Learning NP-Hard Multi-Agent Assignment Planning using GNN: Inference on a Random Graph and Provable Auction-Fitted Q-learning

Part of Advances in Neural Information Processing Systems 35 (NeurIPS 2022) Main Conference Track

Bibtex Paper Supplemental

Authors

HYUNWOOK KANG, Taehwan Kwon, Jinkyoo Park, James R. Morrison

Abstract

This paper explores the possibility of near-optimally solving multi-agent, multi-task NP-hard planning problems with time-dependent rewards using a learning-based algorithm.
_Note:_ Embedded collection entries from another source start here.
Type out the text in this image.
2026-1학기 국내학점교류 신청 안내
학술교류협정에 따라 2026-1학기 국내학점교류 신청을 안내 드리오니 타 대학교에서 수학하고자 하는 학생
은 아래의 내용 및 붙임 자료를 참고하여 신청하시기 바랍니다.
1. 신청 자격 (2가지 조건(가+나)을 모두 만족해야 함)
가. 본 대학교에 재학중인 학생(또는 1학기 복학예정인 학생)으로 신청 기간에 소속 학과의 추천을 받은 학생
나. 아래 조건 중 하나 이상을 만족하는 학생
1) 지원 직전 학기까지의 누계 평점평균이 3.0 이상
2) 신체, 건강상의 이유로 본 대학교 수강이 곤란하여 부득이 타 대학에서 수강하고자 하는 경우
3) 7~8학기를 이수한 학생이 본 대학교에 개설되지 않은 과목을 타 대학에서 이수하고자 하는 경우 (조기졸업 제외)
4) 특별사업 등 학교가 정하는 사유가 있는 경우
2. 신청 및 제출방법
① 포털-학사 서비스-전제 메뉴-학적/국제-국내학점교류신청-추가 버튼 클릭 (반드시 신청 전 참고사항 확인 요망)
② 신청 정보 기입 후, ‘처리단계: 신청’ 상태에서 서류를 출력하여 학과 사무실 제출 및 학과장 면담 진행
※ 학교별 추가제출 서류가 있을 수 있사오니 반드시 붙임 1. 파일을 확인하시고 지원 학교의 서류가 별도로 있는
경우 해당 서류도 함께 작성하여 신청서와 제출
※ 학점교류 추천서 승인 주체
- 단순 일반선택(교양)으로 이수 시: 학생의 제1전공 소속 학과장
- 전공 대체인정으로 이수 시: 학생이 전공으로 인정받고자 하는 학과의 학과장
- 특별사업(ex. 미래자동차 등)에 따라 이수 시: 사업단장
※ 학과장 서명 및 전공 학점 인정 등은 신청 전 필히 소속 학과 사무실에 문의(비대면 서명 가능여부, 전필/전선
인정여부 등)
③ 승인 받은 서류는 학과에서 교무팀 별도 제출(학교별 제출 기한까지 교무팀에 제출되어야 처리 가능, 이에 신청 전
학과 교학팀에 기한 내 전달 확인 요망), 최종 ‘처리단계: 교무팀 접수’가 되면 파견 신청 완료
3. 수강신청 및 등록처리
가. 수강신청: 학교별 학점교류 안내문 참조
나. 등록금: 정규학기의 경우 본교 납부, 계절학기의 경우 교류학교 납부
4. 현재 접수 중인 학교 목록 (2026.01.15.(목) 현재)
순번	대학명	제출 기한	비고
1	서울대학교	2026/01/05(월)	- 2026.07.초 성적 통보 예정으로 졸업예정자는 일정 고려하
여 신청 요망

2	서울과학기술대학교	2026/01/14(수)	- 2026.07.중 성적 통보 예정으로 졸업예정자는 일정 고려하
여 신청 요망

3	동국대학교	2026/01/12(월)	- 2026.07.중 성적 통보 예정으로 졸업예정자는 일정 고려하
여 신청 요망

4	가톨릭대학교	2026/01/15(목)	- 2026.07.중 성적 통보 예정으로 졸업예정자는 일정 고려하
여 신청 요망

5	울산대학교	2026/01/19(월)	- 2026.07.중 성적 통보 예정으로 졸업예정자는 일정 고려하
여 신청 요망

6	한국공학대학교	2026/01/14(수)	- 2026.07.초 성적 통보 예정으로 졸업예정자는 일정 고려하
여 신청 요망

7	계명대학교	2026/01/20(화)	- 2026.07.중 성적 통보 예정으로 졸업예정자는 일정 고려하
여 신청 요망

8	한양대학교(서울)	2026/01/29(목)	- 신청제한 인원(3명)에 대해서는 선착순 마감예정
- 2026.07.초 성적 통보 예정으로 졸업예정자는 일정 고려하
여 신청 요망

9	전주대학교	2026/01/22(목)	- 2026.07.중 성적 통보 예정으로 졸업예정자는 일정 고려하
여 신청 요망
In particular, we consider a class of robot/machine scheduling problems called the multi-robot reward collection problem (MRRC). Such MRRC problems well model ride-sharing, pickup-and-delivery, and a variety of related problems. In representing the MRRC problem as a sequential decision-making problem, we observe that each state can be represented as an extension of probabilistic graphical models (PGMs), which we refer to as random PGMs. We then develop a mean-field inference method for random PGMs. We then propose (1) an order-transferable Q-function estimator and (2) an order-transferability-enabled auction to select a joint assignment in polynomial-time. These result in a reinforcement learning framework with at least $1-1/e$ optimality. Experimental results on solving MRRC problems highlight the near-optimality and transferability of the proposed methods. We also consider identical parallel machine scheduling problems (IPMS) and minimax multiple traveling salesman problems (minimax-mTSP).